In parts of two horrific preseason outings he’s allowed 10 goals, prompting Canadiens fans to boo unmercifully.

NO LOVE FOR YOU! You had your chance, and much like you did with Niklas Kronwall, Y__ Bl_w _t! Wanna buy a vowel?

(The previous excerpt was taken from the best-selling novel, Carey me Home: The Price of Love.)

Now that I got all that mushiness out in the open, let's be droll and unflattering for a moment. Price allowed four goals in his first game against Boston, and all six against Ottawa in his next start. From a black and white and re(a)d all over perspective, that constitutes as ugly play. There were definitely a few goals he should have stopped. However, perhaps this is also a testament to the lack of skill on Montreal's backend. In their game against Ottawa, Jaro Spacek burned all of about fifty calories that evening, with his most effort coming from trying to reach the pack of Cheez-It crackers that were stuck in the vending machine. He was directly responsible for at least one, probably two goals. Josh Gorges did keep an open-net shot from going in, but he was also responsible for giving Sens rookie Bobby Butler a penalty shot that would lead to their fourth goal. This was the same story in Montreal's game against Boston. While Carey could have stopped many of these goals, it was the lack of effort and support from his defendres that left him in tough situations and on the wrong end of the scoreboard.
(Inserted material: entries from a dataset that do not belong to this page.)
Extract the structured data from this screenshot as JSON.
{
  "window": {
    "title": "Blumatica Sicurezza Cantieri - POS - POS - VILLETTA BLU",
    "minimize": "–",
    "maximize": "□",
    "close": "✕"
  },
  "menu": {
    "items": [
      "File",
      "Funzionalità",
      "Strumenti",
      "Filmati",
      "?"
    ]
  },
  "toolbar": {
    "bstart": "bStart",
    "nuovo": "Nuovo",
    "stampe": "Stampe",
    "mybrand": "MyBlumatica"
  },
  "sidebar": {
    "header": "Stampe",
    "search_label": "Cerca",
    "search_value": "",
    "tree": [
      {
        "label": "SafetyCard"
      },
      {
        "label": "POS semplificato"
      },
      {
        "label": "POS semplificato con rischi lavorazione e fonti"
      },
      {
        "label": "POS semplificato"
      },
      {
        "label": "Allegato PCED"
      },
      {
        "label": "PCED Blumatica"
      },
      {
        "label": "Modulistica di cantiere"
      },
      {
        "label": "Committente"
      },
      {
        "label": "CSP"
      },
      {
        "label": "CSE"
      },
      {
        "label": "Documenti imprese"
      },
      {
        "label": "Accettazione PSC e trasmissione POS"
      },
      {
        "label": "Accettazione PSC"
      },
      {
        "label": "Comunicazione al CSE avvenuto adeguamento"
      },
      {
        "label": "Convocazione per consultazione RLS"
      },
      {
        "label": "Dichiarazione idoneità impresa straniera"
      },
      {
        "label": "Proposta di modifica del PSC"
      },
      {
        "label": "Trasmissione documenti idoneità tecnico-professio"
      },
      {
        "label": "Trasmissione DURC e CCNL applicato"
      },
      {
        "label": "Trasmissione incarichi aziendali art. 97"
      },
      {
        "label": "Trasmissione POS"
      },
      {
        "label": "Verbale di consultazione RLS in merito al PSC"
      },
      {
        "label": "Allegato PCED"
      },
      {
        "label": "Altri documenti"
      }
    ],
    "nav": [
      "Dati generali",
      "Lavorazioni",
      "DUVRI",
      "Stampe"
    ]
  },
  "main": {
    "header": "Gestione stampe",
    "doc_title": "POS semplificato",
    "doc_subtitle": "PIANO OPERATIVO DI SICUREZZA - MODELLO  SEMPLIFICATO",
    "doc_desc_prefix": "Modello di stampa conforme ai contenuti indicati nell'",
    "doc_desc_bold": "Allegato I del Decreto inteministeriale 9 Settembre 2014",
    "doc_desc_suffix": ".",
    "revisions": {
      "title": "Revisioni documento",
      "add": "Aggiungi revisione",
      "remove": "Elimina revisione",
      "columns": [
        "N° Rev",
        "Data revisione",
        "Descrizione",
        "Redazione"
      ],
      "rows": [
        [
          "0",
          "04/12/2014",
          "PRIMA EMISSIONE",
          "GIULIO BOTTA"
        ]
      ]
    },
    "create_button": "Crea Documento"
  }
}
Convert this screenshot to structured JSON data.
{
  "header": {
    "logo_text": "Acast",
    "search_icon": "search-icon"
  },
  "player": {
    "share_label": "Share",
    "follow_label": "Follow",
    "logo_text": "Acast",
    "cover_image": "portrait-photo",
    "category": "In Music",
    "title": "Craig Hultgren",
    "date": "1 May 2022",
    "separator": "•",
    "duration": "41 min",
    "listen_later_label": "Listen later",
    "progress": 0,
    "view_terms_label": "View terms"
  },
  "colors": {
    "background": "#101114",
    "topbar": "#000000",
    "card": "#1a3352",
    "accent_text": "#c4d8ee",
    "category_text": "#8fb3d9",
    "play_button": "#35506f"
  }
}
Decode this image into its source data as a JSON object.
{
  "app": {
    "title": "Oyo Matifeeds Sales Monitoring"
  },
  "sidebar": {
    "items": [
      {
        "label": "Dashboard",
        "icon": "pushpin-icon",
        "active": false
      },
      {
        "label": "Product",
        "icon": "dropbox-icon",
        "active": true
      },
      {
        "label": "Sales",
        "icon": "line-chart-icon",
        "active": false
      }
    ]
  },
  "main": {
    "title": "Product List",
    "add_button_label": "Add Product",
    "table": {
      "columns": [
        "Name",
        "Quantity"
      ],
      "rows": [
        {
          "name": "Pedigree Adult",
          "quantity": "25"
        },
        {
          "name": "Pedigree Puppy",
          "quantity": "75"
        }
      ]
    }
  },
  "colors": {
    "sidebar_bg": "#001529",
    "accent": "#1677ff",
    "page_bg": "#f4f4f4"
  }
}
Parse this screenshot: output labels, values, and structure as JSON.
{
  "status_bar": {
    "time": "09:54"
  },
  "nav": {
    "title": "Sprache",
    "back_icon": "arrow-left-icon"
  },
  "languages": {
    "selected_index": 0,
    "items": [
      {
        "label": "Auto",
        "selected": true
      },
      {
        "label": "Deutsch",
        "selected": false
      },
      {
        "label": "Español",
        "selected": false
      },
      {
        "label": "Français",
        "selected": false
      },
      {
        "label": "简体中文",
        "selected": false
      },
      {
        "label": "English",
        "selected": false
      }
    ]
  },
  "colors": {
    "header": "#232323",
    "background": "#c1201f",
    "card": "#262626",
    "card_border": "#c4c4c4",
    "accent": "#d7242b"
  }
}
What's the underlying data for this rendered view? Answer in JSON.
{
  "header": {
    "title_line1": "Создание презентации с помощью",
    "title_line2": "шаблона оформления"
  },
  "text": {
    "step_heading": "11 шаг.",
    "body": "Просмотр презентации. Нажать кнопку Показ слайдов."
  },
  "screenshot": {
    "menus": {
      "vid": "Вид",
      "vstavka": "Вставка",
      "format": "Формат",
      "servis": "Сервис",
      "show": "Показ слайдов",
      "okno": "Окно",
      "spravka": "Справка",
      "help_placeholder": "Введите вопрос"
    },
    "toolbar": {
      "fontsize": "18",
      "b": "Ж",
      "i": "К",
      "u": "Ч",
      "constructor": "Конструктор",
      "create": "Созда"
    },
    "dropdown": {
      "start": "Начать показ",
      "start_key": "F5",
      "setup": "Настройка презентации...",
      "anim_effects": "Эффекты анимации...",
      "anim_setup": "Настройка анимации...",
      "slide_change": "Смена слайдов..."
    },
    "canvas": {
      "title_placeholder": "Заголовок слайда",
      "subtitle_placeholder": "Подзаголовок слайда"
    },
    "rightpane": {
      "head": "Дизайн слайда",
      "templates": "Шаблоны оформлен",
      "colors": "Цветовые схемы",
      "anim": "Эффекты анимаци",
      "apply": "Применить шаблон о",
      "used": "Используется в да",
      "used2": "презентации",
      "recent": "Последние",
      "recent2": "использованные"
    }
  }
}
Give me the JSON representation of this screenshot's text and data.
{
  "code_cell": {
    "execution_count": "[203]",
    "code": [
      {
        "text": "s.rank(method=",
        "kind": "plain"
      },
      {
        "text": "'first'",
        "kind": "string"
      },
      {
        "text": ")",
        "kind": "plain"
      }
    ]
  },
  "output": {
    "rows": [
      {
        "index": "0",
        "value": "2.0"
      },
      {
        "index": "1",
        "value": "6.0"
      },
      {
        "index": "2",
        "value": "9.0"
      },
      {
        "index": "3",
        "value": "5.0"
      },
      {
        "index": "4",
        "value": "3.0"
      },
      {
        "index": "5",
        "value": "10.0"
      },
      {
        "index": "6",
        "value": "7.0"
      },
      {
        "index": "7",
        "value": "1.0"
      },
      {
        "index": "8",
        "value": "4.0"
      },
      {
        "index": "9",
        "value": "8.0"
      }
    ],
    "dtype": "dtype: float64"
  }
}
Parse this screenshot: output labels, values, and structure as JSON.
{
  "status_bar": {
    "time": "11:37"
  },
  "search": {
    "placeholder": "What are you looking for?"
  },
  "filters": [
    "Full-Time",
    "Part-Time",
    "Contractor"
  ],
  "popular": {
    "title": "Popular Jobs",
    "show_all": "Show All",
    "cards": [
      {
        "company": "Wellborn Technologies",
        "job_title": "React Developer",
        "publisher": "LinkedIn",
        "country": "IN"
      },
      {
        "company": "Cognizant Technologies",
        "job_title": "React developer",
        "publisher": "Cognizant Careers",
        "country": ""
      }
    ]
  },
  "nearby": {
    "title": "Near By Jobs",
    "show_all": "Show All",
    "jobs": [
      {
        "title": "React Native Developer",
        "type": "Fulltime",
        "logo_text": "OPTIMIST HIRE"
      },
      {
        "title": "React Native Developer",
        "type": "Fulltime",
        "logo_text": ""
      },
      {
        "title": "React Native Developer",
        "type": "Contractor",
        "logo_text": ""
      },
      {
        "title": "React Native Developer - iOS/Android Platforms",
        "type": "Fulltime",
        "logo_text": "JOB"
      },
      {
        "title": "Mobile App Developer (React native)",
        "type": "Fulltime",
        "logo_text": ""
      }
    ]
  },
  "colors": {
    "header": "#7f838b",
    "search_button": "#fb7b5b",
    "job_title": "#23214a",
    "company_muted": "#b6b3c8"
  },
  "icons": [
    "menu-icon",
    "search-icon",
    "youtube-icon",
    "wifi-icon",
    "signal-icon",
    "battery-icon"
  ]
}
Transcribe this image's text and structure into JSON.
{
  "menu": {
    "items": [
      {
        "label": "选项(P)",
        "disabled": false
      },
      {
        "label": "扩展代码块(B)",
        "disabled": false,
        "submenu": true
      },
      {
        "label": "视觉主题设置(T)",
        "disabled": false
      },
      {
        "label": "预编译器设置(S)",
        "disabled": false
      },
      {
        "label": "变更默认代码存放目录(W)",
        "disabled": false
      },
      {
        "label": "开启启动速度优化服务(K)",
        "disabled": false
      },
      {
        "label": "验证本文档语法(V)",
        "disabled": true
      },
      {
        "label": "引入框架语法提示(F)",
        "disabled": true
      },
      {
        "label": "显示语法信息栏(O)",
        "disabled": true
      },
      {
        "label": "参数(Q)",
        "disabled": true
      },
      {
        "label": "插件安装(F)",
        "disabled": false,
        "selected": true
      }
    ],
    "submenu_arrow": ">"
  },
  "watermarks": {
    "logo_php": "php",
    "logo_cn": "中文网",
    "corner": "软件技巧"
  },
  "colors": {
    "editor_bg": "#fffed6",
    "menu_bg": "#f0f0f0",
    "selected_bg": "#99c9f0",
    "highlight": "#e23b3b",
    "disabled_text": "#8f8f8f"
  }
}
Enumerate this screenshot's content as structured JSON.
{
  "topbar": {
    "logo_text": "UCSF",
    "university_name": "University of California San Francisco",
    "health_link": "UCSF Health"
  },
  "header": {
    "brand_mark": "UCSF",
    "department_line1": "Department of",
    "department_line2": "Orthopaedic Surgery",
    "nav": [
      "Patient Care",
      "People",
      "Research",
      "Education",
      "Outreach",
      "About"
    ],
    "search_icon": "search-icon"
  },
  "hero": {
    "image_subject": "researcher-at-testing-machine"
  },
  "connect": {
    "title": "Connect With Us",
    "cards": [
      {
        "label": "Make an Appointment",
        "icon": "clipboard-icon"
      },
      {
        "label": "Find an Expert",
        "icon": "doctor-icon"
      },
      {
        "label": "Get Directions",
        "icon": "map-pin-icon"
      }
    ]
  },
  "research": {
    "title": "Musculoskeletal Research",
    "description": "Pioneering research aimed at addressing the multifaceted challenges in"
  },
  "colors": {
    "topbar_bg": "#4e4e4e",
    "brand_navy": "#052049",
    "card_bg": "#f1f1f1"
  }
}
If the organization is going to move forward and build on the momentum of their unlikely playoff run Price needs to be moved by Habs GM Pierre Gauthier immediately.

Definitely, just let Alex Auld carry the load. FINALS! Do they seriously pay this guy to write for the Sun? I'm done.

Too much damage has already been done and the controversy surrounding Price threatens to become the sort of distraction organizations can do without.

This just in: Carey Price stopped 19 of 21 shots in a 6-2 exhibition victory over the Florida Panthers. Everyone's boners grew back and Montreal was set on fire shortly after the match. Peace and harmony, restored.